Em 04 de outubro de 2024, Paulo Lacerda, Mestre e Doutorando em Turismo pela Escola de Artes, Ciências e Humanidades da Universidade de São Paulo (EACH-USP), foi premiado com o 1º lugar no Prêmio Mestre Destaque da Associação Nacional de Pesquisa e Pós-graduação em Turismo (ANPTUR). A dissertação foi orientada pelo professor Dr. Edegar Tomazzoni, docente da USP.
O trabalho analisou uma década de planejamento turístico em São Paulo, explorando o papel das redes de políticas públicas (conjunto de atores ligados à política pública) na formulação das políticas de turismo. A pesquisa foi desenvolvida sob a Teoria Neoinstitucional, a Análise de Redes Sociais (ARS) e Análise Temática.
A pesquisa focou nas redes de políticas públicas, que orientam a governança turística em São Paulo, cidade central no turismo latino-americano e um ambiente com forte participação de atores diversos no planejamento do setor. A partir de uma análise dos Planos Municipais de Turismo (PLATUM) — documentos que balizam as políticas turísticas da cidade — o estudo visou a entender como essas redes moldam o conteúdo e os processos de elaboração das políticas públicas de turismo.
Para isso, analisam-se três versões dos planos municipais: 2015-2018, 2019-2021 e 2024-2029. A análise revelou que essas redes, formadas por atores públicos, privados e do terceiro setor, são fundamentais para garantir a continuidade das políticas de turismo, mesmo diante de mudanças administrativas e rupturas institucionais.
Com uma abordagem qualitativa e interpretativista, a pesquisa combinou análise documental, entrevistas e observação não-participante para compreender a dinâmica das redes na governança turística. Essas redes mostraram que a governança do turismo em São Paulo depende, em partes, do poder posicional dos atores, com destaque para o setor associativo privado, que mantém uma presença constante nas discussões sobre políticas públicas. Além disso, verificaram-se algumas dificuldades de poder político do órgão local de turismo.
Um dos achados centrais foi a fragmentação institucional que permeia o setor turístico de São Paulo entre 2014 e 2023. Durante esse período, a responsabilidade pelo turismo oscilou entre a São Paulo Turismo (SPTuris) e a Secretaria Municipal de Turismo (SMTur), prejudicando a continuidade das políticas. A SPTuris, que atua no setor desde a década de 1970, desempenha um papel de destaque por seu poder posicional e institucional, influenciando o processo de formulação das políticas públicas, inclusive o PLATUM.
Esse poder posicional permite que essa organização oriente as diretrizes do setor, mantendo certo grau de estabilidade nas políticas, apesar das trocas de gestão. Entre os principais atores identificados, SMTur, SPTuris, São Paulo Convention & Visitors Bureau, Sindicato de Hotéis, Restaurantes e Bares e SENAC são fundamentais para assegurar a continuidade de pautas que respondam a demandas do setor.

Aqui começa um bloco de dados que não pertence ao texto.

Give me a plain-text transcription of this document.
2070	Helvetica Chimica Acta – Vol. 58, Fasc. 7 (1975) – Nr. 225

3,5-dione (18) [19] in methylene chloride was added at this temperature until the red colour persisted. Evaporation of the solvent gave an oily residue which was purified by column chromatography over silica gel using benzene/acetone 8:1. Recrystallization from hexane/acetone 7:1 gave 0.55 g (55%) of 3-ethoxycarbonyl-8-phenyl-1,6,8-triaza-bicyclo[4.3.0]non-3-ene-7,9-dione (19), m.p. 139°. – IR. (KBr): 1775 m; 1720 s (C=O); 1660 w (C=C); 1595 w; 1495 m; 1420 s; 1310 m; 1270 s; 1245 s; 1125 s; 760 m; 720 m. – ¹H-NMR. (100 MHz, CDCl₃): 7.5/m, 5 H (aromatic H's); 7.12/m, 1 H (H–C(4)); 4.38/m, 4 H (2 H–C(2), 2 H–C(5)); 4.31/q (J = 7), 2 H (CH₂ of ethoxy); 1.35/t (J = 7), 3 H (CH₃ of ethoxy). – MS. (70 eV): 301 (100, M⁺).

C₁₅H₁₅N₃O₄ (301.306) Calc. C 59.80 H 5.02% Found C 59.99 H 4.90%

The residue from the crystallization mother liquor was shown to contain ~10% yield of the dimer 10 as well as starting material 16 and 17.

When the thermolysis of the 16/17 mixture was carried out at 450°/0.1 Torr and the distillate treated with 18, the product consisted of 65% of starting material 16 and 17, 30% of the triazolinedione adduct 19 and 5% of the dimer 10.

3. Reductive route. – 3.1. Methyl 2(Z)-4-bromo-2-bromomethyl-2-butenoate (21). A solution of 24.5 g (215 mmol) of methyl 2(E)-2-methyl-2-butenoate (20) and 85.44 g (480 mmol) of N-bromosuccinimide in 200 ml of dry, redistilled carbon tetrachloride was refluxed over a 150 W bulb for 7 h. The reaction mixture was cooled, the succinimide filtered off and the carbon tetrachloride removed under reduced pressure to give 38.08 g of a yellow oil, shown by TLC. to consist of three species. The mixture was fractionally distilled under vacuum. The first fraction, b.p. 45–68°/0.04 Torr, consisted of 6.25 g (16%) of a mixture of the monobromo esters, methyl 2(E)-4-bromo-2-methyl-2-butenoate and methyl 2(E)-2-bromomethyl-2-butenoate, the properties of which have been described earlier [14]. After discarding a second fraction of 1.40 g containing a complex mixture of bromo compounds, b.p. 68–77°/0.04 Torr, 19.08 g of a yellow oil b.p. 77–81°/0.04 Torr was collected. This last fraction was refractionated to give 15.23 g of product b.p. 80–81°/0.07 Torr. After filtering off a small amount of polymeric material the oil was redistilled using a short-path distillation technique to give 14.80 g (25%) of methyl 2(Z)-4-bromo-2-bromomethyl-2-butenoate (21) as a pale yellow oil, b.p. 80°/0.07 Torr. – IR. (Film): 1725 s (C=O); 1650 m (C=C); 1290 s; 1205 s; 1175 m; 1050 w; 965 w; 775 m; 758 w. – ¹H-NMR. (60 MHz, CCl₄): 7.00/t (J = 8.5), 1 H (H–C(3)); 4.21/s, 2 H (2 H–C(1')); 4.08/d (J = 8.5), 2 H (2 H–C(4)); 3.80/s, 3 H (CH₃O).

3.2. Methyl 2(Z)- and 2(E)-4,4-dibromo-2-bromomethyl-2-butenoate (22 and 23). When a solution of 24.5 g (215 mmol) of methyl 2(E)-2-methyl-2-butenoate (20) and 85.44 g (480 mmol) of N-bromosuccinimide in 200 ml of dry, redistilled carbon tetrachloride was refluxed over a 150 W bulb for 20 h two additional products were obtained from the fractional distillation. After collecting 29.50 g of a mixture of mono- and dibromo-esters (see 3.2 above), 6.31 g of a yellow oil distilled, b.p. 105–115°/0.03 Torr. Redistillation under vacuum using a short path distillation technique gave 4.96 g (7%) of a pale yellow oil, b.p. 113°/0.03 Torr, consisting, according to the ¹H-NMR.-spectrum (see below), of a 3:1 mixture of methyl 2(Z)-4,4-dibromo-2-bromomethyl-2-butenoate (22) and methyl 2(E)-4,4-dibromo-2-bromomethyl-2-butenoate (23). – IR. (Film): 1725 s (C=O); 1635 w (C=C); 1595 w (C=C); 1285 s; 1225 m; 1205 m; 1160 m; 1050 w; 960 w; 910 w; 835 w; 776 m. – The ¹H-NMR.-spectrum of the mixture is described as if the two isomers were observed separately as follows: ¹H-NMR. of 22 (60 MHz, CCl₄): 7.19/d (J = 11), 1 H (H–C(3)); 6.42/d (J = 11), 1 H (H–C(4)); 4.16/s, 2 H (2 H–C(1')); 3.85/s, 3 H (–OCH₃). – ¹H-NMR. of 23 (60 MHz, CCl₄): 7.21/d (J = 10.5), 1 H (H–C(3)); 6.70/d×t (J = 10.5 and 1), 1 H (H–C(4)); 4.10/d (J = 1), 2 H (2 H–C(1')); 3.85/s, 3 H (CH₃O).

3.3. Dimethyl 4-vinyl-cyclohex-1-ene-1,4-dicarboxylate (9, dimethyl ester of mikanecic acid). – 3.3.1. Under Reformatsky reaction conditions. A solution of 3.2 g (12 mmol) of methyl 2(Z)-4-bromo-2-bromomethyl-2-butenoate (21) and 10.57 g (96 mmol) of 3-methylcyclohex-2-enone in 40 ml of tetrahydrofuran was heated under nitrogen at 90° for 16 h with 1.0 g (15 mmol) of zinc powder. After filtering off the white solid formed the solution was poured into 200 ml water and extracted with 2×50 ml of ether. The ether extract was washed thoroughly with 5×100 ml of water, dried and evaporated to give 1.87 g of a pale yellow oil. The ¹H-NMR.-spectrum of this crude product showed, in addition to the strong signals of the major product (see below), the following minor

Por exemplo, a inclusão de novos temas e demandas sociais nos planos é originária da atuação em rede, a qual permitiu que pautas de acessibilidade, turismo LGBT e afroturismo fossem adicionadas aos últimos planos, graças à participação de novos atores. Isso ilustra o caráter dinâmico das redes, que se adaptam a mudanças no perfil dos participantes e respondem a novas demandas.
A pesquisa responde a uma lacuna apontada na literatura, que carecia de estudos sobre variáveis institucionais no turismo, indo além dos aspectos administrativos. O estudo revelou o papel das redes e de seu caráter dinâmico na definição da agenda governamental e na política que guia as ações do setor. Isso foi identificado por meio das instituições formais (legislações, por exemplo) e informais (relações e valores compartilhados nas redes, por exemplo).
Por isso, o estudo demonstra que as redes de políticas públicas desempenham um papel crucial na formulação e adaptação das políticas de turismo em São Paulo. Mesmo com desafios institucionais e trocas frequentes de gestão, essas redes são capazes de preservar legados e manter estruturas de governança. Porém, a manutenção desses legados pode ser negativa, como a criação de consensos contrários à participação política, por exemplo. Além disso, as redes não demonstram, ainda, ter poder político suficiente para causar mudanças estruturais e intencionais no setor.
Assim, propõe-se, para continuidade da discussão, o questionamento: como manter as redes flexíveis a ponto de serem diversas nos atores e ideias, mas sólida, a ponto de ganhar poder político suficiente para alterar, de fato, a política no setor?